Anyway, from other experiences I've seen consesus work but only when there was already a great deal of solidarity. In those circumstances consensus floats in the air. Good ideas and bad come and go until something gets into focus. This is also known as mob-rule, which I found hilarious. We were a mob and we had our rules.
I think a formal block is a bad idea, but again if enough people want to insist, okay. A formal block is by definition a strong break in solidarity. If I really didn't like a proposal, I would just argue against it and wait to see the response. People who agree will come out of their shell if they are encouraged. If nobody does, then that's my problem, not the group. I have to figure out why I got nowhere.
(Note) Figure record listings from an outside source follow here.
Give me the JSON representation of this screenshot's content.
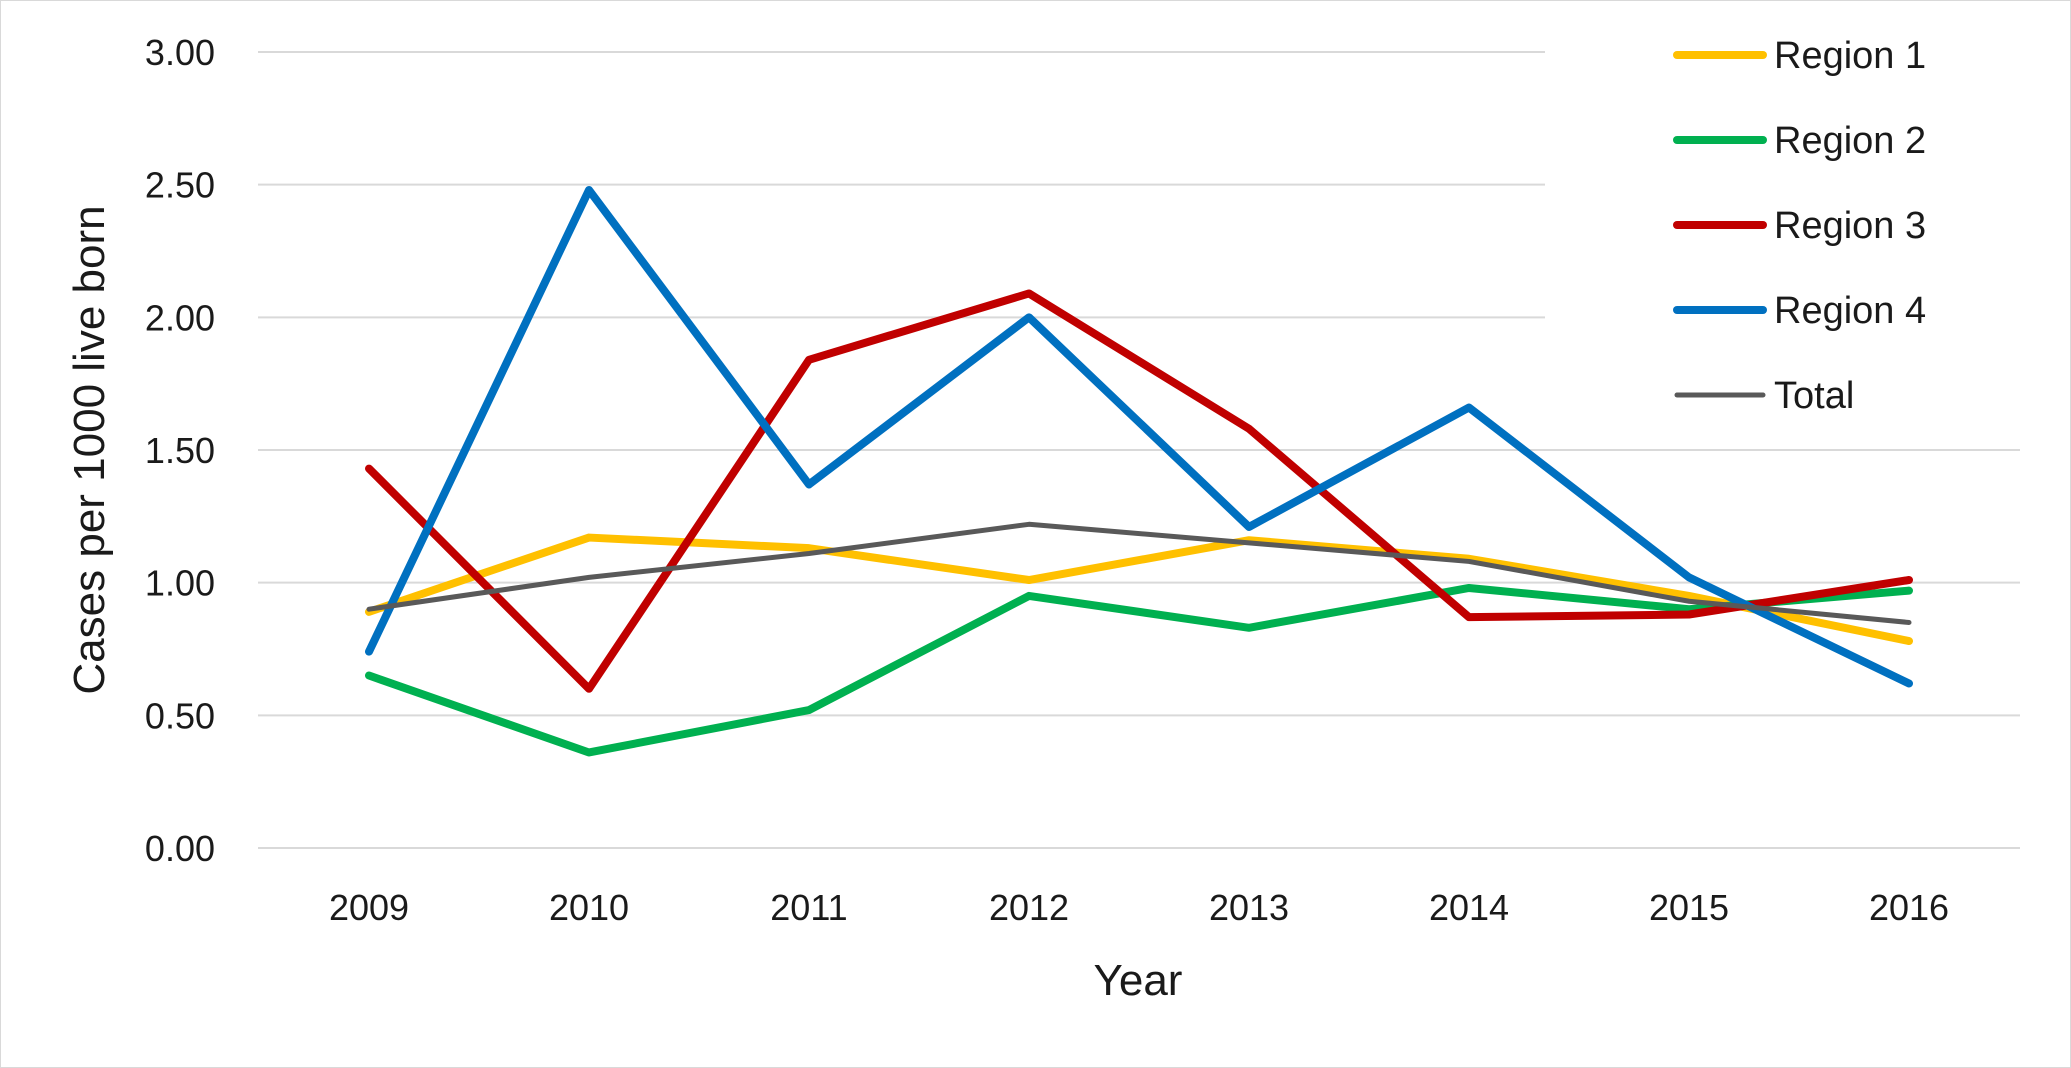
{
  "chart_data": {
    "type": "line",
    "title": "",
    "xlabel": "Year",
    "ylabel": "Cases per 1000 live born",
    "categories": [
      "2009",
      "2010",
      "2011",
      "2012",
      "2013",
      "2014",
      "2015",
      "2016"
    ],
    "ylim": [
      0,
      3
    ],
    "yticks": [
      "0.00",
      "0.50",
      "1.00",
      "1.50",
      "2.00",
      "2.50",
      "3.00"
    ],
    "grid": true,
    "legend_position": "top-right",
    "series": [
      {
        "name": "Region 1",
        "color": "#FFC000",
        "values": [
          0.89,
          1.17,
          1.13,
          1.01,
          1.16,
          1.09,
          0.95,
          0.78
        ]
      },
      {
        "name": "Region 2",
        "color": "#00B050",
        "values": [
          0.65,
          0.36,
          0.52,
          0.95,
          0.83,
          0.98,
          0.9,
          0.97
        ]
      },
      {
        "name": "Region 3",
        "color": "#C00000",
        "values": [
          1.43,
          0.6,
          1.84,
          2.09,
          1.58,
          0.87,
          0.88,
          1.01
        ]
      },
      {
        "name": "Region 4",
        "color": "#0070C0",
        "values": [
          0.74,
          2.48,
          1.37,
          2.0,
          1.21,
          1.66,
          1.02,
          0.62
        ]
      },
      {
        "name": "Total",
        "color": "#595959",
        "values": [
          0.9,
          1.02,
          1.11,
          1.22,
          1.15,
          1.08,
          0.93,
          0.85
        ]
      }
    ]
  }
}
Let's take a really obnoxious issue. Should John Yoo be kicked out of Boalt? I don't think Yoo should be fired or academically censured. John Yoo is equivalent to Carl Schmitt, he wrote legal justifications for the government to commit war crimes. He violated the entire concept of justice, due process, and equality before law. I am not sure there is a proper word for his crime. John Yoo is evil. I put John Yoo in the Nineth Circle.
I have no real argument to keep John Yoo at Boalt.
On the other hand, I hope there is a permanent information booth in front of Boalt with a selection of legal literature that covers Yoo's memos and findings for the Justice Department. The idea comes from Orestes and the plague of flies (Sartre), also the Furies, from the Iliad, ``those who beneath the earth punish whosoever has sworn a false oath''.
``What he [Trotsky] describes seems aligned with a consensual process that is the result of a long and patient campaign of education and struggle, and has very little to do with top down stuff.
I don't care if it takes eighteen months to change a light bulb.'' Joanna
Yes (!), that's what I thought and why I went ape shit over it. It goes with his idea of permanent revolution---that's what he meant by the term---to keep that horizontal network of soviets in play. He admits in My Life, that he had to change temperarily as chief of the Red Army, but even then he conducted a court with various units from his train-office as a mobil HQ. My Life is something of a companion piece and worth the six hundred pages.
People like Graber and other intelligentsia for Occupy really need to read these two works by Trotsky. They faced much more dire circumstances and won. They had that magic solidarity for long months at a time. But they paid big time with what amounted to what we call post-traumatic stress syndrome. Lenin had a series of strokes probably from exhausion and Trotsky was a psychological wreck. He started to drop out and take a breather. That's when Stalin moved in. Trotsky wasn't up for the next battle.